Just over a decade ago, Apple was a struggling computer company with too many products that didn't sell and not enough innovation to have much of a future. But we all know the story -- Steve Jobs returned, products were brilliantly invented, marketed and improved. What was once a near-bankrupt PC purveyor grew to become the largest and most successful tech company in the world with a stock market value of over $300 billion.
Apple's biggest fans (and top pundits) went along for the ride, a journey not unlike the one made by the ancient Israelites who started out as an oppressed and downtrodden group, wandered for 40 years in the desert after being set free, and finally reached the promised land to become the chosen people. There's no denying that, today, Apple and its fans have reached the promised land. The company dominates the markets for high-end computers, digital music players and tablets while also doing quite well in smart phones. Its iTunes ecosystem is the top-seller of music in any format, online video and mobile apps. Kudos to Jobs and his merry band.
The problem is that despite Apple's many successes, it's far from perfect from the point of view of consumers and customers. The MobileMe online service is under-featured and way overpriced. Apple's electronic book effort, iBooks, excludes everything from Random House, the biggest publisher in the world, works only on Apple platforms and helped usher in a massive ebook price increase last year. The iTunes software itself has become a bloated mess, suffering under the weight of having more and more categories of stuff and needed functionality piled on. Even the super-duper iPhone and iPad have areas of needed improvement.

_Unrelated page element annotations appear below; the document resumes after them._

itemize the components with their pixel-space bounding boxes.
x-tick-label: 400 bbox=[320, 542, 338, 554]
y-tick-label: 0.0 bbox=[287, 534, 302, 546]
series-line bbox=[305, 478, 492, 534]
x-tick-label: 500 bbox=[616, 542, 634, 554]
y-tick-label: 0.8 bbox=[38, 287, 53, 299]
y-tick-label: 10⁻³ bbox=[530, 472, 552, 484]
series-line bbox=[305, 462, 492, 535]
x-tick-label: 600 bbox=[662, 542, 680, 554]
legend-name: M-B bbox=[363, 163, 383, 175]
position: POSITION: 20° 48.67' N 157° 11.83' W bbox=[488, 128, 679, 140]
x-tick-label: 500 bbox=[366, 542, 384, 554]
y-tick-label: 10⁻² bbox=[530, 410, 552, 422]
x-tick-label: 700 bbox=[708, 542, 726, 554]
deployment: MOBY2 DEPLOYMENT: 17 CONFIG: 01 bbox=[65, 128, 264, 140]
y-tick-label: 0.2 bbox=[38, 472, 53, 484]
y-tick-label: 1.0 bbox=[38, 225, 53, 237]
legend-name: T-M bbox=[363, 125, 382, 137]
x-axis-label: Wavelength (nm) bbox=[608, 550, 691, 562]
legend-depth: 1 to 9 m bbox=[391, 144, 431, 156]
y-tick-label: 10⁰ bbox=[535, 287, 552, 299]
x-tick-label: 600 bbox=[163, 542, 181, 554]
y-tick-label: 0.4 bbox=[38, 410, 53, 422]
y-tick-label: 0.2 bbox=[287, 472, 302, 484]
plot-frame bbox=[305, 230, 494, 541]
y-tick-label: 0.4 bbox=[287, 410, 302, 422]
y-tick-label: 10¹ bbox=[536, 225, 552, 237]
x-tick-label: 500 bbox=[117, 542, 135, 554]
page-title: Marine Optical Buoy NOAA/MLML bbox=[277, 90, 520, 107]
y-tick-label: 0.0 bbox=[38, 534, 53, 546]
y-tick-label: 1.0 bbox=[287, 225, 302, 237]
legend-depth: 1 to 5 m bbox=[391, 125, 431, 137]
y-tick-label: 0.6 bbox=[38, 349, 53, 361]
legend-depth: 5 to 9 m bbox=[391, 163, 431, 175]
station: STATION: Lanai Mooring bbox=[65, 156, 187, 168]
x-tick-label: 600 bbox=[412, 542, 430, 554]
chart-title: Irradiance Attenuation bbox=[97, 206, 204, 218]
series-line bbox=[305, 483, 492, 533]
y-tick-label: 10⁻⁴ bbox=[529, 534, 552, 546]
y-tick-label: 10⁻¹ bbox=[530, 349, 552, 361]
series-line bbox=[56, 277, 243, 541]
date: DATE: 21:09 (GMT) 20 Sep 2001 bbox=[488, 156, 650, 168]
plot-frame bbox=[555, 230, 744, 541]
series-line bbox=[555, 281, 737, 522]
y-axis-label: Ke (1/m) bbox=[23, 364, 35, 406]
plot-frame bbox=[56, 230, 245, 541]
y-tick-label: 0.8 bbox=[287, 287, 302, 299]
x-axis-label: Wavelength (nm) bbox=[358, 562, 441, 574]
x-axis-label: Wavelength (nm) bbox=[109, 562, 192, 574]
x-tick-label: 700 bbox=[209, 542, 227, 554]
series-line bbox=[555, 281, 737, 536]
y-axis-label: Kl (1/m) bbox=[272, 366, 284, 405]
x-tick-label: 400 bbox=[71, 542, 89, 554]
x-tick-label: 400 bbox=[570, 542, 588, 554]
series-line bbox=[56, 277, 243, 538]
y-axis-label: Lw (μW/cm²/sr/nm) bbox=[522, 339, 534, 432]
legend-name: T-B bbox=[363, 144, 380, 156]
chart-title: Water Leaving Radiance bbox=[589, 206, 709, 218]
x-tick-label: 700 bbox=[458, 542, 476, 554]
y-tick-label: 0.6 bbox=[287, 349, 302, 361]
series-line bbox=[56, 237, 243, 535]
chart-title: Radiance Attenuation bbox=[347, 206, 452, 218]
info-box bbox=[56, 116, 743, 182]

Of course, Apple's doing at least as well or better by its customers than any tech company you can name. So what's the problem? Why create The Orange View? The problem is that the pundits and analysts who stuck with Apple through the days of wandering in the desert seem to have emerged into the promised land all too eager to take down any critics of the company, ignore all the flaws and generally go on the attack against any innovation or good idea that's emerged from somewhere else.
One of the more stunning displays of Apple-centrism came on a Macworld panel last month about the future of computing where the four pundits on display ignored virtually every other hardware and software company on the planet as they forecast all the tech wonders to come. Former Nokia analyst Horace Dediu has created some excellent graphics depicting the current tech environment but throws in enough unsupported jibes at almost everyone but Apple that his conclusions don't always reach the same level of polish as his bar charts.
So instead of posting the occasional comment on someone else's web site or offering a 140 character retort on Twitter, I'll be posting here. In between posts, I'll also be running links with short comments a la Gruber's Daringfireball blog.
What you won't find here are gadget and software reviews, personal ruminations and complaints about geeky stuff or general commentary on tech trends. I'm also not expecting to post much photography or imagery here. All of that kind of stuff will all remain over on sister site GravitationalPull.net.
I'm strongly opposed to anonymous criticism and so you can see from the About page that I'm Aaron Pressman, a journalist with more than 20 years experience covering business, politics and technology. Nothing here has anything to do with my day job and all posts will reflect solely my personal opinions and views, for better or worse.